Il cuore del discorso del segretario di Forza Italia è tutto nel suo messaggio finale: «Io i maranza non li voglio. Voglio invece ragazzi per bene, anche se sono figli di genitori non italiani: possono essere ucraini, sudamericani, di qualsiasi Paese del mondo, ma devono studiare, formarsi, sapere la lingua italiana, conoscere la storia, la geografia, la Costituzione». Tajani respinge quindi le accuse di chi definisce lo ius scholae una norma lassista o pensata per incentivare l’immigrazione: «Altro che norma lassista, è più severa della legge attuale», ha ribadito. Il segretario forzista rivendica una visione della cittadinanza come traguardo da meritare, non come diritto automatico o legato semplicemente alla presenza sul territorio.

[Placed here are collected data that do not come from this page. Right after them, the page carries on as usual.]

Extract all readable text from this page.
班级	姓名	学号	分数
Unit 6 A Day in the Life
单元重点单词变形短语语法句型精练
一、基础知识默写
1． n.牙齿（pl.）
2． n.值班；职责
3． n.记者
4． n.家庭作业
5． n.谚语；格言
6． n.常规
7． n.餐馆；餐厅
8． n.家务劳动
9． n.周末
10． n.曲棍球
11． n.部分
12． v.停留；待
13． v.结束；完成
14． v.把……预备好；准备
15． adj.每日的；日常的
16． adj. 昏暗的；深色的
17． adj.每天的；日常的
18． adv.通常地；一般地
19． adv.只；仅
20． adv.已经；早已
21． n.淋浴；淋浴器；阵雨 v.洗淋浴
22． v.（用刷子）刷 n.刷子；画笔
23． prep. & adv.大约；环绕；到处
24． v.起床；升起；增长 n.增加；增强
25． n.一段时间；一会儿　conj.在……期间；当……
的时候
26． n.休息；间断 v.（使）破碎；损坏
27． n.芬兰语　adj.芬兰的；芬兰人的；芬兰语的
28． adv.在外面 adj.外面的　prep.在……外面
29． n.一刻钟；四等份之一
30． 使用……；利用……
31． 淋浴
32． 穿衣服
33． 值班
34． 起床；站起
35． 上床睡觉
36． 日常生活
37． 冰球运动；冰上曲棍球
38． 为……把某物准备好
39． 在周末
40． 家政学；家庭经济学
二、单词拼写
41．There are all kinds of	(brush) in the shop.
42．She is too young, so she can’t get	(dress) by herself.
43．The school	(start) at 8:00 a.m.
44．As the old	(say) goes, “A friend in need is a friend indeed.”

Un terreno politico ancora divisivo

Le dichiarazioni di Tajani si inseriscono in un contesto politico in cui il tema della cittadinanza continua a dividere. Mentre alcune forze di centrosinistra sostengono lo ius scholae come strumento di inclusione e riconoscimento per i giovani nati o cresciuti in Italia, i partiti di centrodestra restano più cauti, o apertamente contrari. Il messaggio lanciato da Tajani ha una doppia funzione: da un lato confermare l’identità moderata ma severa di Forza Italia, dall’altro differenziarsi dai partner della coalizione (Lega e Fratelli d’Italia), che spesso usano toni più duri sull’immigrazione, ma senza offrire alternative normative.

I rischi di una semplificazione

Se l’intenzione è quella di introdurre un criterio più selettivo e basato sull’impegno scolastico, la scelta lessicale di Tajani rischia di semplificare eccessivamente una questione complessa, riducendo il dibattito a categorie sociali stereotipate. Chi sono davvero i “maranza”? Qual è la linea di demarcazione tra chi studia e chi no, tra chi merita e chi no? E, soprattutto, quale ruolo ha lo Stato nel favorire l’inclusione di chi è ai margini? Sono domande che restano aperte, mentre il dibattito politico prosegue tra slogan e necessità di riforma. Con un punto fermo: il futuro della cittadinanza in Italia passerà inevitabilmente dai banchi di scuola.